First of all, they had to get the strings replaced on the church bass. Once that was done, it could hold a tune and it made sense to start practicing. So I lugged the thing home after church last week, agreeing to try it out and perhaps start playing with the church praise band the following week or three.

So, first time I plugged it into a small amp and played with it, it was surprisingly easy (thanks to a YouTube video tutorial) and I fooled around with a few songs out of my old rock’n’roll music book and my worship song collection. I mainly had to practice remembering what notes could be played where.

That’s the biggest difference between rhythm guitar and bass – on guitar, the chord shapes are what you end up focusing on, not each of the six notes you’re playing. For bass, you actually learn to translate individual notes from music (or chord sheet) to the frets because you’re playing just one note at a time. Over the last week, I’ve realized how little aware I was of the actual notes I’ve been playing on guitar. Practicing bass made me much more familiar with what notes the individual strings are playing and where I can hit the frets in order to get other notes. (I’m pretty good now with Bb, Eb, C and F especially.) It’s also made me more in tune with the structure of the bass strings – how the notes relate to each other if you’re playing in a given key, like F or D or whatever. It has a lot to do with the music theory I’ve picked up. (It’s hard to explain but it’d be easy to show.)

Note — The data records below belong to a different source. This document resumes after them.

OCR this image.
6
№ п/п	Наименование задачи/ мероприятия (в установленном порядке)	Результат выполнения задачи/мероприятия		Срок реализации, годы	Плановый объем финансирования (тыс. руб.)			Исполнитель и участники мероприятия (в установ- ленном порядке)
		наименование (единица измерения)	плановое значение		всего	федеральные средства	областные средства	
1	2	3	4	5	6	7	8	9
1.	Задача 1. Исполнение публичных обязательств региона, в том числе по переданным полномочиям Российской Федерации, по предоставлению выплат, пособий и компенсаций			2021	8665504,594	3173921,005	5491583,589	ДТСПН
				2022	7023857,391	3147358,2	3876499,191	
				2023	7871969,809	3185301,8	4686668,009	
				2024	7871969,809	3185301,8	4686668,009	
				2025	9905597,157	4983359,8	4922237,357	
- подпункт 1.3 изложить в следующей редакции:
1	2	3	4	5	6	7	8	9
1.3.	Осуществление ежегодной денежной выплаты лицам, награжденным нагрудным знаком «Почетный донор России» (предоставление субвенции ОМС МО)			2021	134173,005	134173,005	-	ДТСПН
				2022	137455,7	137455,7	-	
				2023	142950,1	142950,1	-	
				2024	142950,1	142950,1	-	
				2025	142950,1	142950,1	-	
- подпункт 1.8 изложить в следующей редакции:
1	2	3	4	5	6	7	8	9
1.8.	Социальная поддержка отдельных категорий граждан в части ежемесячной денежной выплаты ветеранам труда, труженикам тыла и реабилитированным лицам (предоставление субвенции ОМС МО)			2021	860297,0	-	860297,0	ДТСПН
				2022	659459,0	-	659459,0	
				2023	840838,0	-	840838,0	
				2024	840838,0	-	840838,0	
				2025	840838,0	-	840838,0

Anyhow. A couple evenings of practice and I figured, hey, my guitar XP made it 90% easier to learn bass, so I’ll be ready to play along this Sunday! (Lookie there, I threw in a random gaming term even though I don’t do computer games. Oh the things you learn from reading on the Internet.)

So come yesterday morning, I lugged the bass back over to church and plugged it in. And borrowed one of the guitarists’ tuners to make sure it was in tune first (it wasn’t).

Praise band practice was swell. Playing with the band was different from playing with the music running through my head – for obvious reasons – but it wasn’t too much harder.

And during the actual church service, I hit only a few wrong notes during the three songs; I could probably count them on one, maybe two hands. And “You Are Holy (Prince of Peace)” (link goes to a PDF of a chord sheet) had a lot of changes in it. Well, it did as seen through the eyes of this beginning bassist, anyway.

Before last week, I had no idea it would be so easy to transition to bass. I might’ve done it earlier… had there been guitarists at my other churches to play along with. But I’m glad to be widening my musical abilities now!

(And as has been typical of these “What I Learned” posts, I’m about a day behind. I don’t care. It’s still new to you. Open-mouthed smile )

Comments

da_baum said…
Soon you'll be playing like this: http://youtu.be/zjkFJkbm3vA
da_baum said…
Oh wait...wrong one... Here is the right one... http://youtu.be/9_EfxyQ7W3s
mafia said…
so is it base-ist or baas-ist? :-D
readersis said…
John: suuuure I will. I have seen that video before and enjoyed it just as much this time as I did the first time. (That's a good thing!)

Abby: Base-ist. Like bass clef. Bass like baas is only for fishies. :D (Why does clef look like it's missing a letter??)
da_baum said…
It is so good! I miiiiiiight get to see him live in a couple weeks... :)
Anonymous said…
Well, if I have left two comments, please forgive me! My first one just disappeared! It was interested to read that you are playing bass. I have three nieces-in-law who play bass--and never knew anyone who played it before! Love it! Carol M.